Литературу он передал в кружок интеллигентов, связь с которыми должен был иметь лишь один член комитета.
К этому времени приехали из Харькова политические работники — Фофанов, Серебряков и старый рабочий «дядя Яша».
И вот в 1895 году был организован Донской комитет российской социал-демократической рабочей партии. В оснований его участвовали: Фофанов, Мочалов, я (Быстрицкая), Мелешко, Тимохин и студент Кривобокое, связавший нас с Москвой. Я, Мочалов и Фофанов взялись организовать районы. Фофанов же вел сношения с Москвой. Для Мелешки был набран кружок рабочих, с которыми он и занимался у себя на квартире. Тимохин работал среди банковых, газетных и других интеллигентных профессий работников, а также заботился о добывании литературы.
Комитет выработал соц.-демократическую программу. При организации районов мы почувствовали, что пять лет прошедшей работы не прошли даром. Нам удалось организовать 10 кружков, по 6 человек в каждом. Мелешко взял 1, Мочалов 2, Фофачов 2, я взяла 4, и приезжий из Москвы студент Кривобокое (Невский)— 1 кружок, он же привез инструкции из Москвы.
Летняя работа протекла так успешно, что на встрече нового года, устроенной для подсчета сил, собралось 60 человек организованных рабочих. Из них 20 человек были из кружка пропагандистов, с которым велась особенно усиленная работа. С ними мы проходили: историю культуры Липперта, Энгельса, Каутского, Летурно, I том Капитала, Плеханова и серию книг по истории Французской революции. Каждый из рабочих, пробывший ½ года в кружке пропагандистов, был обязан организовать свой кружок на месте работы, в котором он должен был вести разговоры об экономической борьбе, читать мелкие брошюры «Эмма» Швейцера и ряд нелегальных книг, приходивших из Москвы. Комитетчикам, кроме своих кружков, приходилось бывать и в других мелких — инструкторами. У рабочих была жажда к
[140]
самым разнообразным знаниям. Приходилось отвечать на вопросы о любви, астрономии, боге, физике и так далее.
Тем комитетчикам, кто не имел университетского образования, приходилось читать ночами, чтобы быть в состоянии ответить на все эти разнообразные вопросы. Комитетом была организована касса взаимопомощи.
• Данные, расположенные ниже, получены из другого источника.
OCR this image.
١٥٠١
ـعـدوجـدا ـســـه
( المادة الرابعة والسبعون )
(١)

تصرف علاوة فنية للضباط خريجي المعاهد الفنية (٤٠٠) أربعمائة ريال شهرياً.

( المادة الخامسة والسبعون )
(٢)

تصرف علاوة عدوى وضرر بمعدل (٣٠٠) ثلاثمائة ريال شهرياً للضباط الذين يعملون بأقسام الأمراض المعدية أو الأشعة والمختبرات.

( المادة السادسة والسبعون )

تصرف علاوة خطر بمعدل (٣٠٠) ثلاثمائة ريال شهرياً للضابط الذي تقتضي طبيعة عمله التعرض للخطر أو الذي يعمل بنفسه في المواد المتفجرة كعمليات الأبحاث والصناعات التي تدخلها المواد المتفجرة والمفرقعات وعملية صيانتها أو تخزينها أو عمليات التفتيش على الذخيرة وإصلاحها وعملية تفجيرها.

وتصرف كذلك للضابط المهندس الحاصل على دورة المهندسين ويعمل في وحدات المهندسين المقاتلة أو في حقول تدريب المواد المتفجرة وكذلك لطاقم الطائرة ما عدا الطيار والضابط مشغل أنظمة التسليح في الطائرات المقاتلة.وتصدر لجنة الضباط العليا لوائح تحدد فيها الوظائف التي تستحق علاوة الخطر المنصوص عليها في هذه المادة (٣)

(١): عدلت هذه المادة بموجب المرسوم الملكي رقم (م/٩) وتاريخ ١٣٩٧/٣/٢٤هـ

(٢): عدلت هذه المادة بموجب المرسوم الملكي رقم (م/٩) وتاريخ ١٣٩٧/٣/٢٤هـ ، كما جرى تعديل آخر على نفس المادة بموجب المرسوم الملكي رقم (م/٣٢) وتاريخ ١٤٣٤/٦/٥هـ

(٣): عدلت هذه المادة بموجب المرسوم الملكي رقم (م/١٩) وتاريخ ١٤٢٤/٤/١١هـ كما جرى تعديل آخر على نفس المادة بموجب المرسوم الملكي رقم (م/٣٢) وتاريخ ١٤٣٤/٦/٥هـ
Взнос взимался в зависимости от жалованья. Кассиром была выбрана я. Вообще время было дорого. В кружках, состоящих из работниц и рабочих, появились праздные разговоры. Я предложила ввести дисциплину. Невнимательному предлагалось, повторить, что говорил пропагандист и на следующий раз приготовить реферат по пройденному. За опоздание взимался штраф от 5 до 20 копеек.
Работа в таком масштабе продолжалась до 1898 года. Чтобы как можно дольше сохранить работников от провала, приходилось комитет окружать непроницаемой тайной. Комитетчики, работавшие на фабриках и заводах, говорили а себе как о связующем звене. О комитете же мы говорили, что там сидят люди могучие, ведущие сношения с заграницей и Москвой и не всегда имеющие место жительства в Ростове. На случай провала комитета, среди пропагандистов были выделены несколько активных рабочих. Им был дан адрес комитетчика Тимохина, который не работал на заводах.